Health-insurance costs are a major topic in almost all contracts the Teamsters negotiate locally, Reed said. At one local company, Teamsters are paying $340 a month for family coverage.
"If it keeps on going the way it is, I don't know if anybody will have insurance, or we'll be paying a bunch for it," he said.
But employers don't appear to be dropping coverage. About 66 percent of companies nationally offer health benefits, the same as last year, but down from a pre-recession high of 69 percent in 2000. "Even though rates continue to increase ... employers are not abandoning health care. To me that's really good news," DiMario said.
But coverage comes at a price. The Kaiser study found employers are likely to ask employees to carry more of the load - paying more of the insurance premiums, raising deductibles, and raising co-pays on prescriptions and office visits.
Some employers are restricting coverage on their employees' spouses, a maneuver called "spousal carve-outs." They add a surcharge if an employee's working spouse declines coverage from his or her employer. "Why employers do this is that they feel they're paying 80 percent of another employer's cost," said Linda Ruth, senior health care strategist for Hewitt Associates consultants in Chicago.

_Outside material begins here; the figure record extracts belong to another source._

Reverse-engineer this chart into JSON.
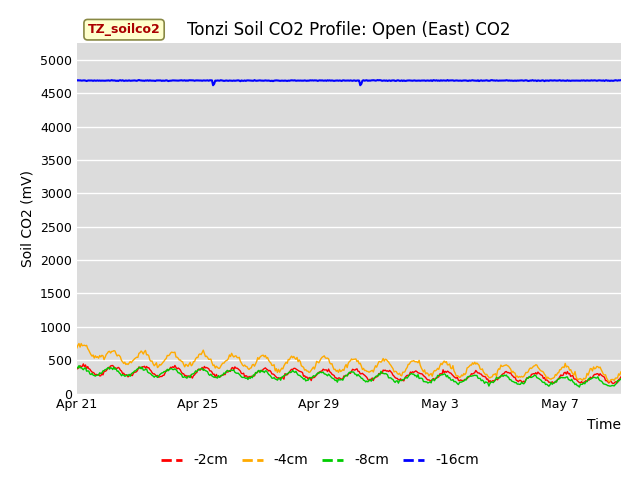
{
  "title": "Tonzi Soil CO2 Profile: Open (East) CO2",
  "ylabel": "Soil CO2 (mV)",
  "xlabel": "Time",
  "ylim": [
    0,
    5250
  ],
  "yticks": [
    0,
    500,
    1000,
    1500,
    2000,
    2500,
    3000,
    3500,
    4000,
    4500,
    5000
  ],
  "bg_color": "#dcdcdc",
  "fig_bg_color": "#ffffff",
  "legend_label": "TZ_soilco2",
  "legend_bg": "#ffffcc",
  "legend_border": "#aa0000",
  "series": [
    {
      "label": "-2cm",
      "color": "#ff0000",
      "lw": 1.0
    },
    {
      "label": "-4cm",
      "color": "#ffaa00",
      "lw": 1.0
    },
    {
      "label": "-8cm",
      "color": "#00cc00",
      "lw": 1.0
    },
    {
      "label": "-16cm",
      "color": "#0000ff",
      "lw": 1.5
    }
  ],
  "x_tick_labels": [
    "Apr 21",
    "Apr 25",
    "Apr 29",
    "May 3",
    "May 7"
  ],
  "x_tick_positions": [
    0,
    4,
    8,
    12,
    16
  ],
  "total_days": 18,
  "title_fontsize": 12,
  "axis_label_fontsize": 10,
  "tick_fontsize": 9
}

DiMario said spousal carve-outs aren't common in Cincinnati, and Ruth said employees hate carve-outs so much that few employers are doing it.
What's becoming popular are "high-deductible" plans, also called "consumer-driven" plans. These are plans where workers pay the first $1,000 or more of their medical expenses before coverage kicks in.
There are several models, but Ruth gave this example: An employer gives each of its employees money to cover the first $1,000 of medical expenses. After that's spent, each employee covers the next $1,000 of medical expenses. When expenses reach $2,000, insurance kicks in, with employees paying some of the cost.
These plans are called consumer-driven because they force employees to think about how they spend that $1,000 - which doctors to see, which drugs to take. Kaiser found that just 5 percent of all companies offered these plans, but they were offered by 17 percent of companies with 5,000 or more employees.
Ruth said many employers are showing interest and "the employees that enroll in those plans really like them." Employees get lots of choices, lots of "decision support" from Web-based tools and telephone hot lines; and what they don't spend rolls over to the next year.